When we get to the end of the line and are running out of time, the government is trying to get its legislative agenda through and has adopted measures with respect to arranging the time of the House to ensure the legislative agenda is adopted. The government has various tools at its disposal.
Hon. members opposite could get up and quote chapter and verse on the evils of time allocation and probably on the evils of closure. As a member of the opposition I opposed those applications in years past. However I can say to hon. members opposite that they do not know how lucky they are that they have a Liberal government on this side of the House that is so beneficent and so careful in its use of these tools.
I see the hon. member for Beaver River. She was here. None of her colleagues was but she was. She knows that the former government used closure and time allocation right, left and centre with what can only be described as gay abandon. I should also say that it was used by the previous government unilaterally with no co-operation from anybody.
This government used closure today for the first time and with reluctance only because members opposite would not make any arrangement to dispatch this business expeditiously. It is quite reasonable to apply it. Look at the difficulty they are having filling the time with speakers tonight.
With respect to time allocation we have used it in almost every case with full co-operation of the opposition. In other words we have not used it unilaterally. We have done it with co-operation from opposition members. They know organizing the time of the House is important to the orderly conduct of business. They know we have an interest in seeing that bills are passed in a timely way, and that when debate has come to a logical end and it has gone on for too long it is time to bring it to an end and to reach a decision in the House.
I spoke on this issue last week when the time allocation motions were moved and carried in the House with a substantial majority of the members. Only the Reformers and a handful of Independents were voting the time allocation process adopted in the House. The time allocations we allocated on the bills were reasonable. On this one we could not get agreement but closure was a simple, short way to dispatch this item of business.
Hon. members opposite know in their heart of hearts that they want the bill passed. They want the Senate to back off on these amendments and get on with life. They prefer to get the amendments in but they know if we agreed to their amendments tonight they would be standing here screeching at the Senate to pass the bill tomorrow.
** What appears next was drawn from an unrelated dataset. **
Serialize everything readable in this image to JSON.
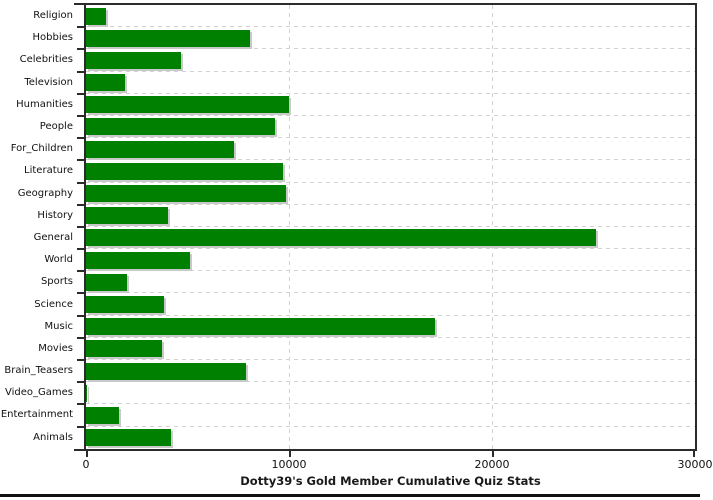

The hon. member for Calgary wags his head but he knows perfectly well that is the case. He would not be supporting the amendment otherwise. He wants these amendments if he can get them.
I remind hon. members opposite-and I thank the hon. member for Glengarry-Prescott-Russell for this point-that we have even had support from members of the Reform Party on time allocation when there were bills they wanted passed.
We have not used time allocation unilaterally very often. In fact it has been extremely rarely. The hon. member for Kindersley-Lloydminster keeps a little list and marks it down every day it is used. It is not a long list but he has it there. I invite him to count how many times it was used unilaterally. In almost
every case it was done with the co-operation of one or the other of the opposition parties.